In this regard, the percentages of the quantities of released DH past the first 6 h of the test were similar for SCMC and HPMC films being 46.4%, however the release continues for 24 h with percentages of 63.5% and 58.2% respectively (Figure 7). These two results were very similar, and after being subjected to statistical analysis (ANOVA), the release profiles among two formulations did not show any statistically significant differences (p > 0.05). On the other hand, chitosan film release maximum yields 58.2% of the drug to 3 h of starting the test and this value did not change during the same. This behaviour can be explained by the fact that SCMC and HPMC polymers form hydrophilic matrices that forms viscous liquids when hydrated with aqueous media, as confirmed by previous swelling studies. It is therefore possible to make an accurate assessment of the influence of the swelling behaviour on released amounts. On completion of the test, it can be seen that chitosan film were not dissolved and the drug was released for less time (3 h versus 6 h).

Figure 7. Porcentage released from bucoadhesive films.

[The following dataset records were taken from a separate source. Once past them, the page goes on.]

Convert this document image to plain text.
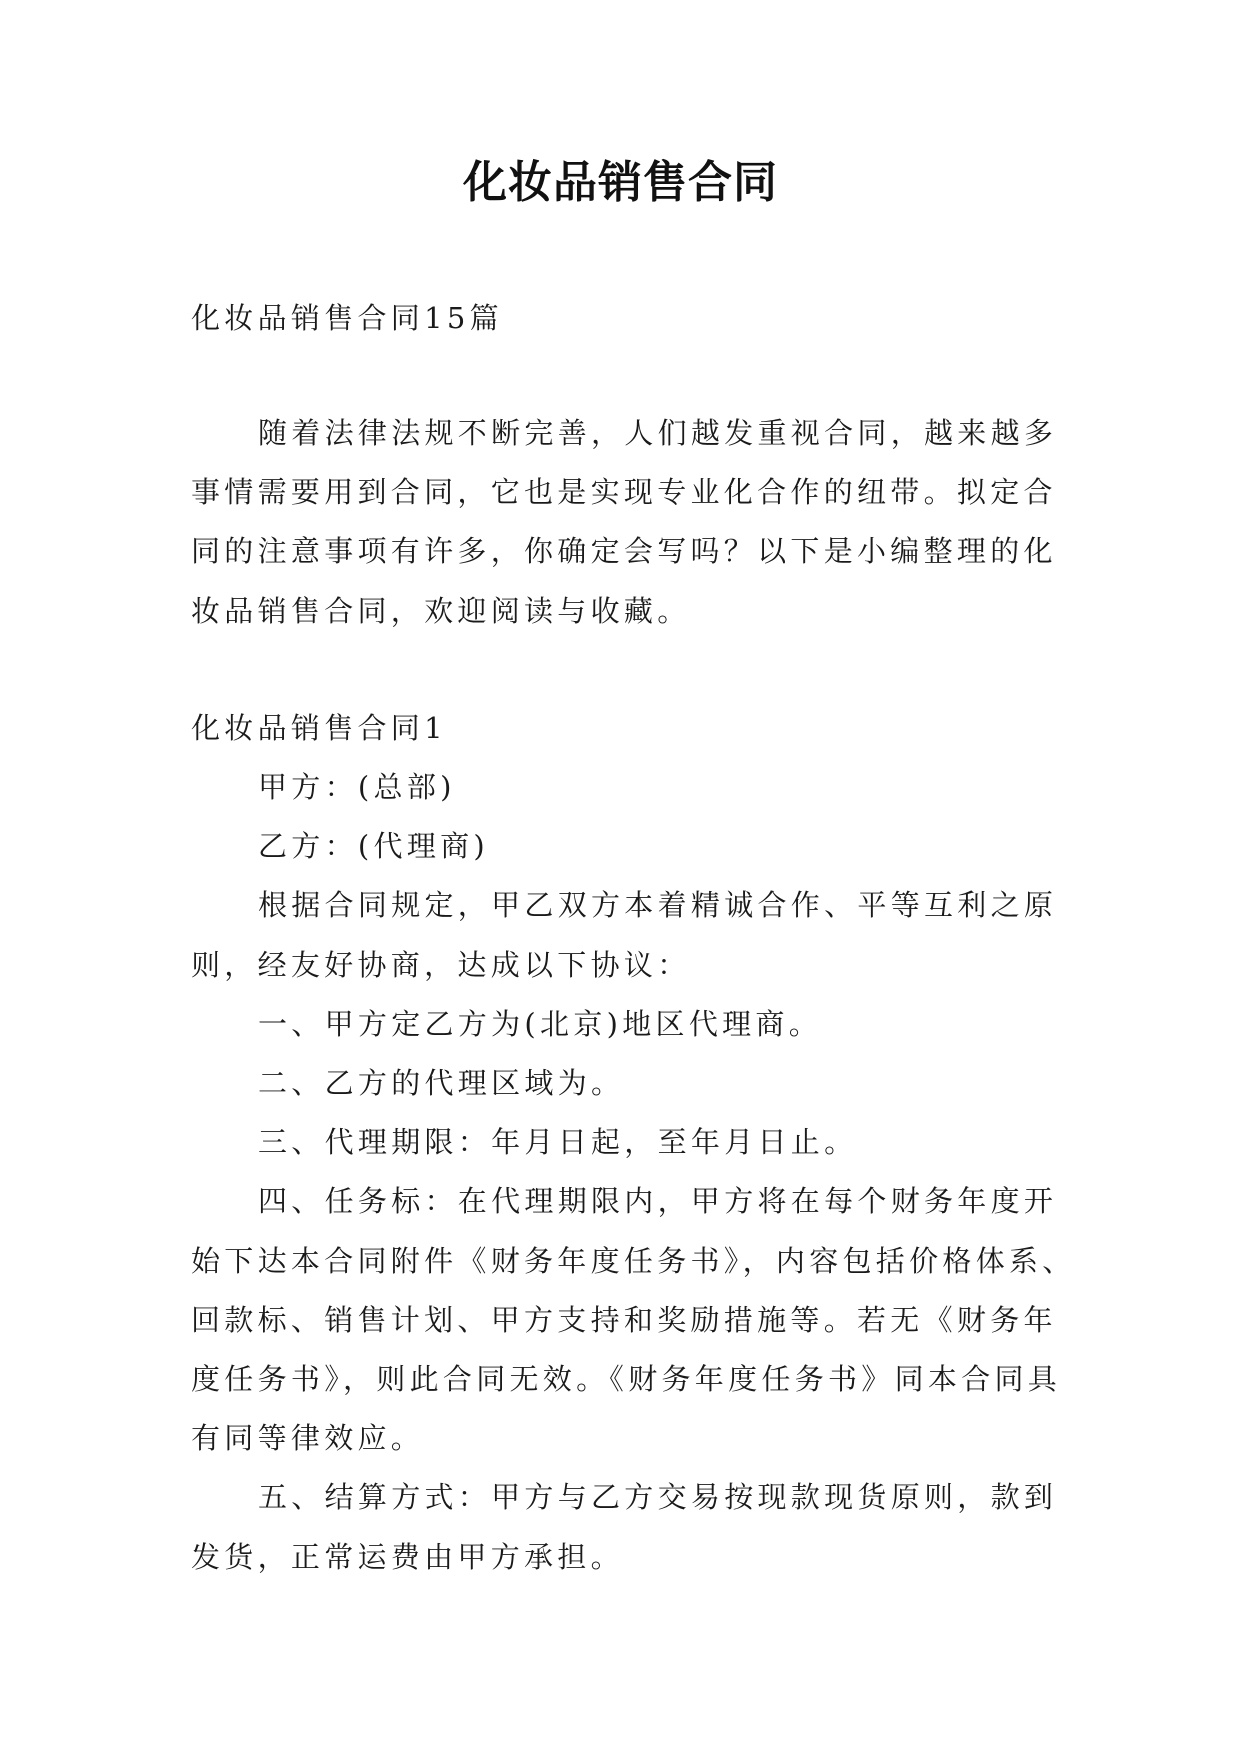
化妆品销售合同
化妆品销售合同15篇
随着法律法规不断完善，人们越发重视合同，越来越多
事情需要用到合同，它也是实现专业化合作的纽带。拟定合
同的注意事项有许多，你确定会写吗？以下是小编整理的化
妆品销售合同，欢迎阅读与收藏。
化妆品销售合同1
甲方：(总部)
乙方：(代理商)
根据合同规定，甲乙双方本着精诚合作、平等互利之原
则，经友好协商，达成以下协议：
一、甲方定乙方为(北京)地区代理商。
二、乙方的代理区域为。
三、代理期限：年月日起，至年月日止。
四、任务标：在代理期限内，甲方将在每个财务年度开
始下达本合同附件《财务年度任务书》，内容包括价格体系、
回款标、销售计划、甲方支持和奖励措施等。若无《财务年
度任务书》，则此合同无效。《财务年度任务书》同本合同具
有同等律效应。
五、结算方式：甲方与乙方交易按现款现货原则，款到
发货，正常运费由甲方承担。
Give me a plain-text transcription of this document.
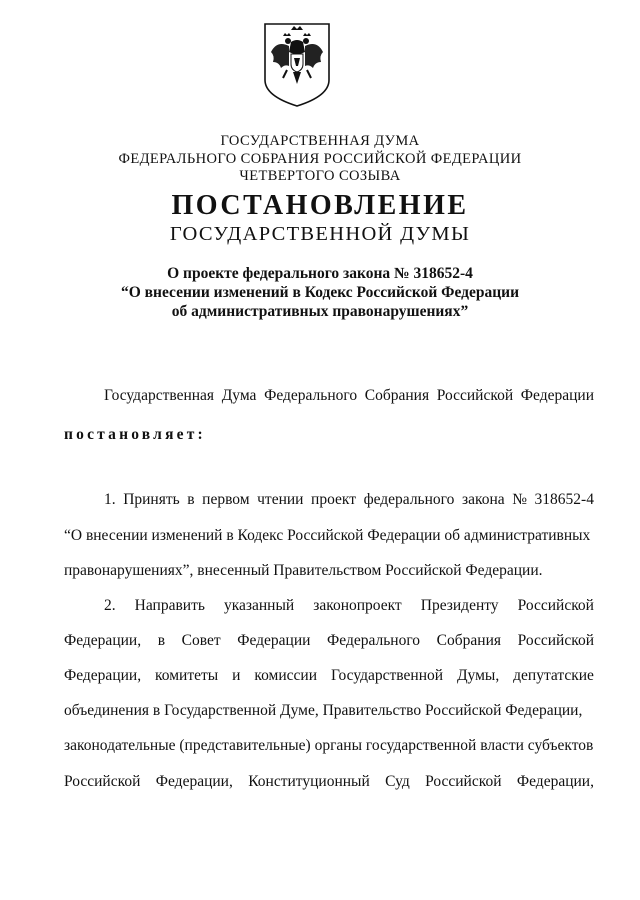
ГОСУДАРСТВЕННАЯ ДУМА
ФЕДЕРАЛЬНОГО СОБРАНИЯ РОССИЙСКОЙ ФЕДЕРАЦИИ
ЧЕТВЕРТОГО СОЗЫВА
ПОСТАНОВЛЕНИЕ
ГОСУДАРСТВЕННОЙ ДУМЫ
О проекте федерального закона № 318652-4
“О внесении изменений в Кодекс Российской Федерации
об административных правонарушениях”
Государственная Дума Федерального Собрания Российской Федерации
постановляет:
1. Принять в первом чтении проект федерального закона № 318652-4
“О внесении изменений в Кодекс Российской Федерации об административных
правонарушениях”, внесенный Правительством Российской Федерации.
2. Направить указанный законопроект Президенту Российской
Федерации, в Совет Федерации Федерального Собрания Российской
Федерации, комитеты и комиссии Государственной Думы, депутатские
объединения в Государственной Думе, Правительство Российской Федерации,
законодательные (представительные) органы государственной власти субъектов
Российской Федерации, Конституционный Суд Российской Федерации,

Study of the drug permeation

Ex vivo drug permeation was studied in order to understand the permeation pattern of drug through biological membrane. The permeation release from bucoadhesive films is controlled by the chemical properties of drug, type of delivery films as well as the physiological and physicochemical properties of the buccal membrane (Rao et al., 2000). Therefore, the in vitro permeation studies are predictive of in vivo performance of a drug. Figure 8 shows that since the three formulations studied, SCMC (19.91%), HPMC (69.5%) and chitosan (24.17%) was achieved to increase the percentage of drug permeated with respect to the drug solution (8.26%). As for the permeation of doxepin from different formulations, we conclude that there are not statistically significant differences (p > 0.005) between the amounts of doxepin permeated per cm² of buccal mucosa for the SCMC (17.76 ± 1.31 µg/cm²) and chitosan systems (10.98 ± 0.26 µg/cm²). However, there were statistically significant differences compared to HPMC films (49.27 ± 4.47 µg/cm²), in spite of the fact that in vitro test showed that the amount of released DH was the same in the three formulations. Taking these results into account, it could be concluded that the permeation from the polymer matrix could be explained by the buccal film structure. This three-dimensional structure is similar to the film of SCMC and chitosan and both polymers are ionic as opposed to HPMC, which is a non-ionic polymer, and therefore its structure shows a different appearance. In addition, the results obtained in swelling, WVP and DSC studies show differences between ionic polymer film and HPMC film. The critical parameter seems to be the buccal film structure (Melero et al., 2008), influencing in the adhesive contact and the drug permeation.

Figure 8. Percentage of DH permeated from DH solution and three types of bucoadhesives films.

Conclusions

The present study have shown that the polymers tested exhibits good film forming ability for the formulation of transmucosal delivery films, due to their properties of swelling and thickness well as the other results obtained in the characterization of the films as three-dimensional structure or calorimetric studies. Since the three formulations studied achieved increase in the percentage of drug permeated with respect to the drug solution. However, HPMC film provided greater amounts of doxepin permeated, although the percentage of DH released in the in vitro studies is similar from three films. Taking these results into account, it could be concluded that the permeation from the polymer matrix could be governed by the buccal film structure. Therefore doxepin hydrocloride films achieved the desired objective for the administration in the treatment of dental pain, presenting HPMC film the better characteristics.

Acknowledgements

The authors are very much grateful to Professor Ana C. Calpena from the department of Pharmaceutical Technology of the University of Barcelona for their valuable suggestions in this work.

Declaration of interest

Herminia Castan is recipient of a grant from the Foundation Empresa-Universidad de Granada. The rest of the authors report no declaration of interest.